Center for Integrative Biomedical Computing

The Image and Geometric Analysis TRD addresses an ongoing demand for software that allows biomedical scientists to quickly build geometric and statistical representations from collections of images. Motivated by the needs of collaborators and the technical strengths of the investigators and the SCI Institute, the focus of this TRD is on tools for image preprocessing and segmentation, geometrically adaptive and conforming meshes, and statistical models of uncertainty and variability anatomical and biological shapes.

The aims are designed to address specific technical needs that have been established by interactions with the driving biomedical projects (DBPs) and other collaborators in diverse scientific and clinical specialties. In these collaborations, the types of imaging data range from microscopy to MRI and CT, technical specialties range from engineering to clinical research, and clinical applications range from cardiology to orthopedics.

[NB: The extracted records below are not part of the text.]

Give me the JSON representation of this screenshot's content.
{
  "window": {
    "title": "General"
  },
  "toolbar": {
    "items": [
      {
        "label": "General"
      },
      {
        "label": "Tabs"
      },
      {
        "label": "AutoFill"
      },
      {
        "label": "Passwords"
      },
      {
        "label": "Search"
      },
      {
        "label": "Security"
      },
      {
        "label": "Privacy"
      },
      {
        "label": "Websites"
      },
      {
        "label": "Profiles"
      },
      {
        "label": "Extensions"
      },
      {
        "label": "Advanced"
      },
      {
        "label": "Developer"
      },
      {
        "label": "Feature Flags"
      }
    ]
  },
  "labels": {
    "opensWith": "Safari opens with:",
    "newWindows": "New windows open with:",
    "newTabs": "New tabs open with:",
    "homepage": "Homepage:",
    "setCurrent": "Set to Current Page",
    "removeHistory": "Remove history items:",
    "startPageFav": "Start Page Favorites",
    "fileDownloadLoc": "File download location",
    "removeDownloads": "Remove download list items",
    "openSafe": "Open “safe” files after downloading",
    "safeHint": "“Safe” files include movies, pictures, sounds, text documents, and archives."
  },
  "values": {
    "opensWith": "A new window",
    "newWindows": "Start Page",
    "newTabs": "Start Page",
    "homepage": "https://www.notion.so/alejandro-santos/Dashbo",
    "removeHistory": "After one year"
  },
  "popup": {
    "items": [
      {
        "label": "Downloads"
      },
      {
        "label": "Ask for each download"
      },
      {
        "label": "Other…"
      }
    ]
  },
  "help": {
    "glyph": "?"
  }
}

The Image and Geometric Analysis TRD invents new technologies in image and geometric analysis utilizing the considerable research expertise of the Investigators. This TRD also develops and releases an associated set of software tools. These tools include Seg3D for low-level image processing (left), Cleaver for multimaterial meshing (center), and ShapeWorks for statistical shape analysis (right). Together these tools have resulted in over 45,000 software downloads and have been cited by dozens of papers authored by laboratories not associated with the CIBC.

seg3d cleaver shapeworks
Seg3D, a software application developed in the Image and Geometric Analysis TRD, is used to segment, visualize, compute distance fields, and register femur data for a subsequent shape study. An adaptive, tetrahedral mesh of a human torso generated in Cleaver for use in a simulation of a cardiac defibrillation. ShapeWorks analysis used to produce visualizations of group differences in the tibia/fibula geometry, at different stages of development, between wild types and a knock-out mouse model for osteochondroma.